Reflections on My Academic Career - Part I

 I'm currently in my second year of a three-year phased retirement from IU. After this semester, I will have one more course to teach in the 2022-23 academic year. I don't know whether the inclination is natural or not, but I've already begun reflecting on my career, the ups, the downs, the in-betweens. My reflections are not intentionally structured or organized. This will not be a chronological narrative; and it certainly will not be complete. It is not an exercise in nostalgia - I am not normally a nostalgic person, though I am sentimental. In other words, I care about the people and places currently and formerly in my life, but I have no desire to return to some earlier time in the mistaken belief that life was better then. Finally, I don't presuppose that anyone outside of my family will find any part of this, let alone the whole thing, interesting or valuable either in itself or as a socio-historical reference. For the most part, I'm writing this for myself and my family. 

This first installment examines the question of why I am retiring now. I'll be fully retired just after I turn 65, which is a traditional retirement age, but not so common today as it once was, especially in academia. Several older colleagues of mine have no intention of retiring any time soon. So, why am I retiring, when I'm in good physical health? I have several reasons, some of which are more important than others;

(1) I no longer enjoy teaching as I used to do. I increasingly dread it. It has a lot to do with changing course packages, something I knew would be necessary when I moved from Indianapolis to Bloomington. The biggest change was a move to regular teaching of undergraduate courses around 2014. Before then, I had zero experience teaching undergraduates who, pedagogically speaking, are very different from grad students or law students. The special challenges they present I've never been able entirely to overcome. The class preps more onerous and time-consuming, in part, because undergrads require more in-class activities to keep them engaged. And I taught three different undergrad courses over the course of five years. Anyway, SPEA kept me in the undergrad curriculum until I signed the contract for the phased retirement. I suspect I might not yet be retiring, if I was not regularly teaching undergrads.

(2) The increasing stress of teaching aggravated the depression and anxiety disorder I've been dealing with most of my life. It impacted not just my work life but every aspect of my life. 

(3) While my love of teaching has diminished, my love of music, especially (but not exclusively) jazz, has reemerged. I want to spend more time learning about, playing and listening to it. [It's very important to have something to retire to because, otherwise, retirement could feel like a death sentence.]

(4) Izabela and I want to travel more, especially to spend more time in the UK and Europe, while we are young and healthy enough to take full advantage. 

(5) Sorry to say, but I want more time for reading and writing than the life of a teaching professor, ironically, allows. I'm not nearly eminent enough to get course relief in exchange for more writing time. I have at least two books on my agenda, one on the global history of environmental protection extending back to the earliest human settlements, and one on institutional analysis (as a method). I'll be writing other pieces as well, I imagine.

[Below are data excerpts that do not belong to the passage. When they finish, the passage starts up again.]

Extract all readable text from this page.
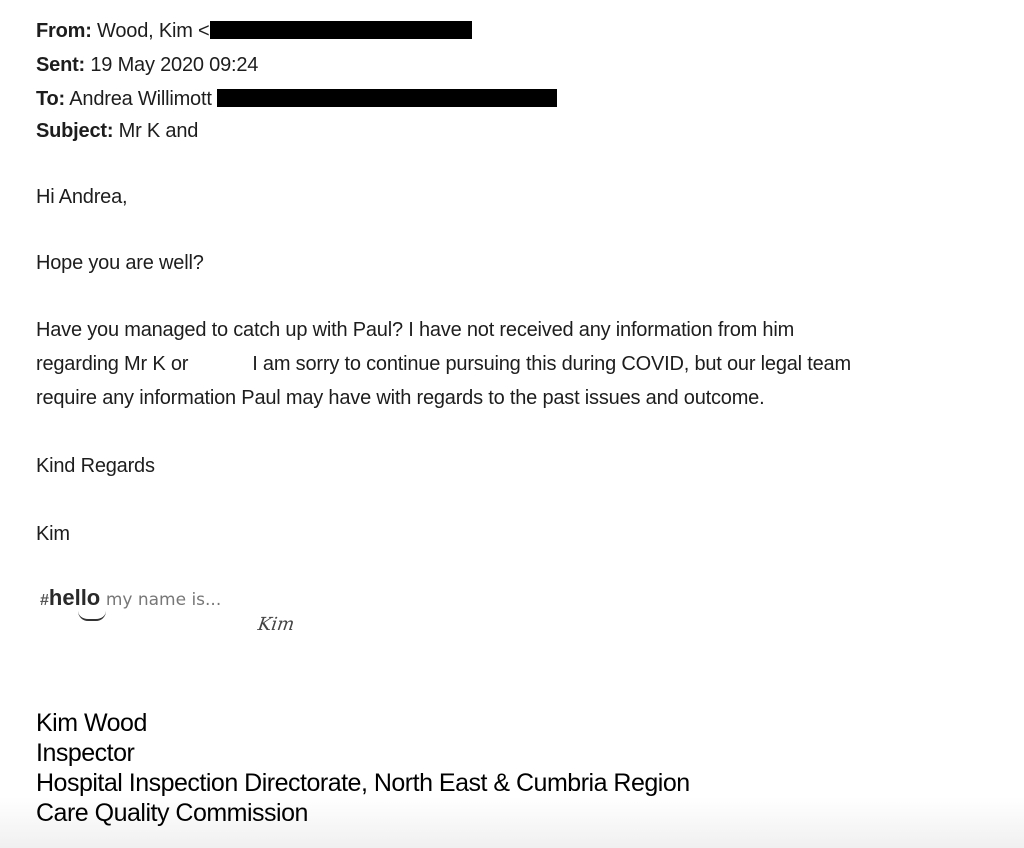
From: Wood, Kim <
Sent: 19 May 2020 09:24
To: Andrea Willimott
Subject: Mr K and
Hi Andrea,
Hope you are well?
Have you managed to catch up with Paul? I have not received any information from him
regarding Mr K or	I am sorry to continue pursuing this during COVID, but our legal team
require any information Paul may have with regards to the past issues and outcome.
Kind Regards
Kim
#hello my name is...
Kim
Kim Wood
Inspector
Hospital Inspection Directorate, North East & Cumbria Region
Care Quality Commission
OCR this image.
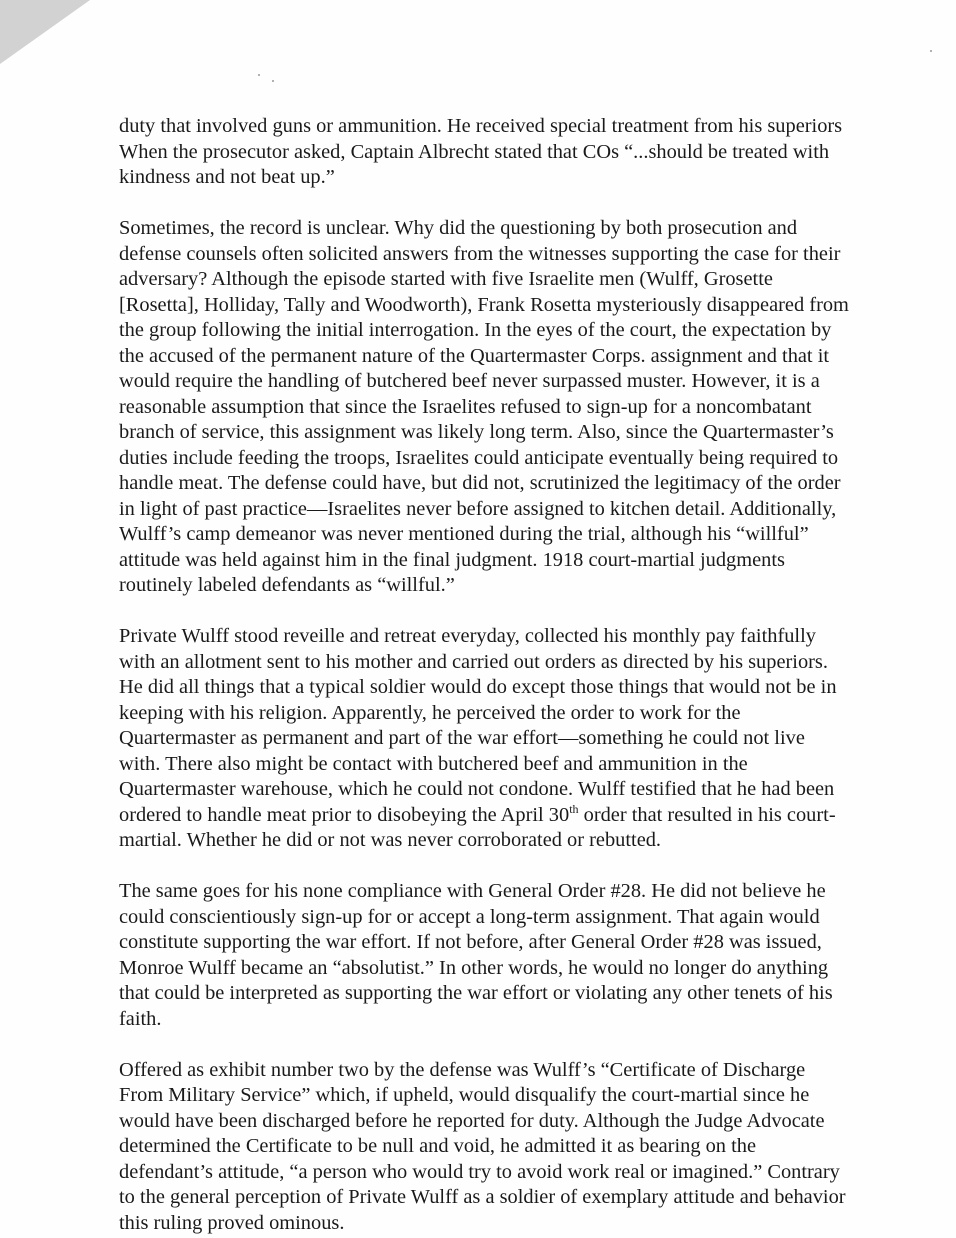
duty that involved guns or ammunition. He received special treatment from his superiors
When the prosecutor asked, Captain Albrecht stated that COs “...should be treated with
kindness and not beat up.”

Sometimes, the record is unclear. Why did the questioning by both prosecution and
defense counsels often solicited answers from the witnesses supporting the case for their
adversary? Although the episode started with five Israelite men (Wulff, Grosette
[Rosetta], Holliday, Tally and Woodworth), Frank Rosetta mysteriously disappeared from
the group following the initial interrogation. In the eyes of the court, the expectation by
the accused of the permanent nature of the Quartermaster Corps. assignment and that it
would require the handling of butchered beef never surpassed muster. However, it is a
reasonable assumption that since the Israelites refused to sign-up for a noncombatant
branch of service, this assignment was likely long term. Also, since the Quartermaster’s
duties include feeding the troops, Israelites could anticipate eventually being required to
handle meat. The defense could have, but did not, scrutinized the legitimacy of the order
in light of past practice—Israelites never before assigned to kitchen detail. Additionally,
Wulff’s camp demeanor was never mentioned during the trial, although his “willful”
attitude was held against him in the final judgment. 1918 court-martial judgments
routinely labeled defendants as “willful.”

Private Wulff stood reveille and retreat everyday, collected his monthly pay faithfully
with an allotment sent to his mother and carried out orders as directed by his superiors.
He did all things that a typical soldier would do except those things that would not be in
keeping with his religion. Apparently, he perceived the order to work for the
Quartermaster as permanent and part of the war effort—something he could not live
with. There also might be contact with butchered beef and ammunition in the
Quartermaster warehouse, which he could not condone. Wulff testified that he had been
ordered to handle meat prior to disobeying the April 30th order that resulted in his court-
martial. Whether he did or not was never corroborated or rebutted.

The same goes for his none compliance with General Order #28. He did not believe he
could conscientiously sign-up for or accept a long-term assignment. That again would
constitute supporting the war effort. If not before, after General Order #28 was issued,
Monroe Wulff became an “absolutist.” In other words, he would no longer do anything
that could be interpreted as supporting the war effort or violating any other tenets of his
faith.

Offered as exhibit number two by the defense was Wulff’s “Certificate of Discharge
From Military Service” which, if upheld, would disqualify the court-martial since he
would have been discharged before he reported for duty. Although the Judge Advocate
determined the Certificate to be null and void, he admitted it as bearing on the
defendant’s attitude, “a person who would try to avoid work real or imagined.” Contrary
to the general perception of Private Wulff as a soldier of exemplary attitude and behavior
this ruling proved ominous.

(6) Very fortunately, according to my financial consultants, I can afford to retire.

(7) I don't think of my retirement as complete. I'm not leaving IU so much as changing my relationship with it. In exchange for not paying me, I will not teach, but I'll keep on producing scholarship, working with PhD students, etc., especially in the Ostrom Workshop. I might even teach the Workshop seminar, as needed or desired, after I'm "emeritus." That's assuming that the Workshop does not start ignoring the Ostroms' legacy again.

Future installments of reflections will focus on: perceived highlights, such as they are, of my career; whether my move from Indy to Bloomington was, on balance, worthwhile; as objective as possible assessment of my scholarly contributions, including one or two writings I consider under-appreciated; opportunities I've screwed up or spurned; the benefits and challenges of interdisciplinary scholarship in the university; great scholars, and people, I have known; the silliness of over-seriousness in the cut-throat world of academia.